Zero shot (no training data) machine learning approaches for protein and peptide optimization.
Ewa Lis
CEO, Koliber Biosciences Inc.
The public release of DALL-E in 2021 and ChatGPT in 2023 has ushered in a new era in Artificial Intelligence enabling humans to work along AI to generate images and text. The use of these tools is fundamentally changing the way humans create by providing a variety of starting points, accelerating the process, and eliminating tedious tasks. The awe-inspiring success of ChatGPT is based on novel model architectures (transformers) as well as an unsupervised training approach with masked tokens that leverages vast unlabeled datasets. Similarly to natural language, transformers can be trained on amino acid sequence data enabling development of models that capture an evolutionary understanding of peptides and proteins.

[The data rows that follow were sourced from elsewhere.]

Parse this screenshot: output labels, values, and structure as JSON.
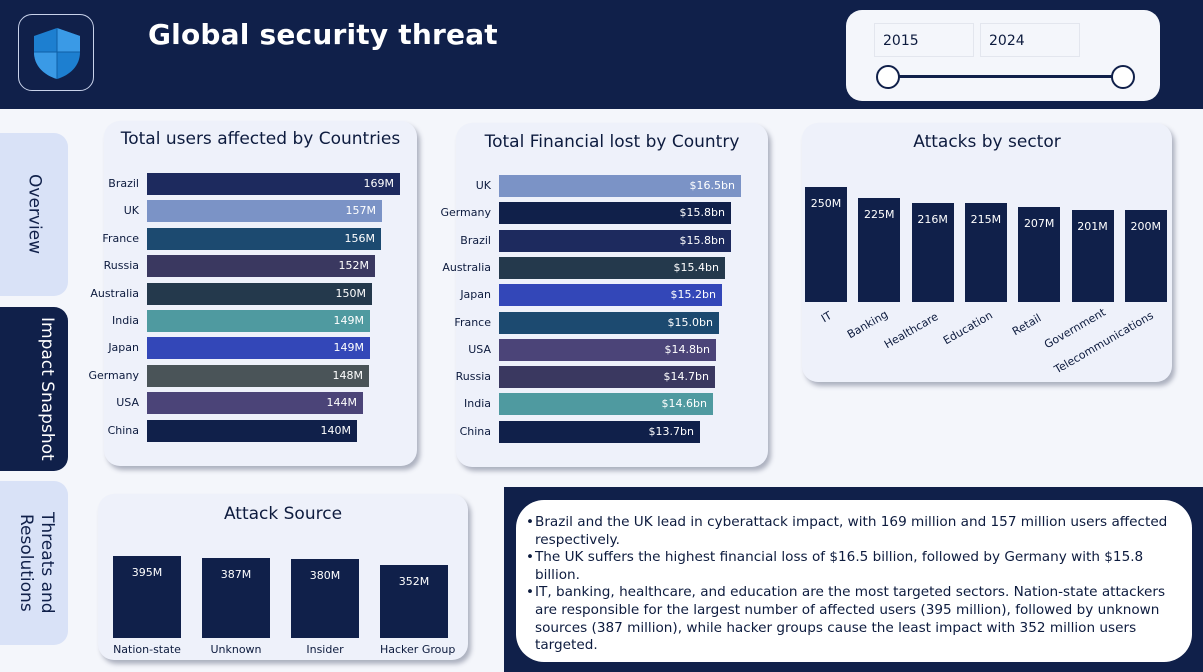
{
  "header": {
    "title": "Global security threat",
    "logo": "shield-icon"
  },
  "slicer": {
    "start_year": "2015",
    "end_year": "2024"
  },
  "nav": [
    {
      "label": "Overview"
    },
    {
      "label": "Impact Snapshot"
    },
    {
      "label": "Threats and Resolutions"
    }
  ],
  "colors": {
    "navy": "#10204a",
    "panel": "#eef1fa",
    "nav_light": "#d9e2f7"
  },
  "chart_data": [
    {
      "type": "bar",
      "orientation": "horizontal",
      "title": "Total users affected by Countries",
      "categories": [
        "Brazil",
        "UK",
        "France",
        "Russia",
        "Australia",
        "India",
        "Japan",
        "Germany",
        "USA",
        "China"
      ],
      "values": [
        169,
        157,
        156,
        152,
        150,
        149,
        149,
        148,
        144,
        140
      ],
      "labels": [
        "169M",
        "157M",
        "156M",
        "152M",
        "150M",
        "149M",
        "149M",
        "148M",
        "144M",
        "140M"
      ],
      "colors": [
        "#1d2a5e",
        "#7b93c6",
        "#1c4a70",
        "#3a3860",
        "#24394c",
        "#4f9aa0",
        "#3347b8",
        "#4a5458",
        "#4b4478",
        "#10204a"
      ],
      "xlim": [
        0,
        169
      ]
    },
    {
      "type": "bar",
      "orientation": "horizontal",
      "title": "Total Financial lost by Country",
      "categories": [
        "UK",
        "Germany",
        "Brazil",
        "Australia",
        "Japan",
        "France",
        "USA",
        "Russia",
        "India",
        "China"
      ],
      "values": [
        16.5,
        15.8,
        15.8,
        15.4,
        15.2,
        15.0,
        14.8,
        14.7,
        14.6,
        13.7
      ],
      "labels": [
        "$16.5bn",
        "$15.8bn",
        "$15.8bn",
        "$15.4bn",
        "$15.2bn",
        "$15.0bn",
        "$14.8bn",
        "$14.7bn",
        "$14.6bn",
        "$13.7bn"
      ],
      "colors": [
        "#7b93c6",
        "#10204a",
        "#1d2a5e",
        "#24394c",
        "#3347b8",
        "#1c4a70",
        "#4b4478",
        "#3a3860",
        "#4f9aa0",
        "#10204a"
      ],
      "xlim": [
        0,
        16.5
      ]
    },
    {
      "type": "bar",
      "orientation": "vertical",
      "title": "Attacks by sector",
      "categories": [
        "IT",
        "Banking",
        "Healthcare",
        "Education",
        "Retail",
        "Government",
        "Telecommunications"
      ],
      "values": [
        250,
        225,
        216,
        215,
        207,
        201,
        200
      ],
      "labels": [
        "250M",
        "225M",
        "216M",
        "215M",
        "207M",
        "201M",
        "200M"
      ],
      "ylim": [
        0,
        250
      ]
    },
    {
      "type": "bar",
      "orientation": "vertical",
      "title": "Attack Source",
      "categories": [
        "Nation-state",
        "Unknown",
        "Insider",
        "Hacker Group"
      ],
      "values": [
        395,
        387,
        380,
        352
      ],
      "labels": [
        "395M",
        "387M",
        "380M",
        "352M"
      ],
      "ylim": [
        0,
        395
      ]
    }
  ],
  "insights": [
    "Brazil and the UK lead in cyberattack impact, with 169 million and 157 million users affected respectively.",
    "The UK suffers the highest financial loss of $16.5 billion, followed by Germany with $15.8 billion.",
    "IT, banking, healthcare, and education are the most targeted sectors. Nation-state attackers are responsible for the largest number of affected users (395 million), followed by unknown sources (387 million), while hacker groups cause the least impact with 352 million users targeted."
  ]
}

This presentation demonstrates the progression of the Koliber AI peptide / protein platform towards minimizing dataset sizes required to train machine learning models. A suite of applications was explored including anti-microbial and immune-modulating peptides. The models were trained on a wide variety of peptide datasets including cyclic peptides and peptides with non-canonical amino acids. Examples are shown that demonstrate zero shot / de novo predictions of substitutions that enhance enzyme function via increase in activity and broadening of substrate specificity.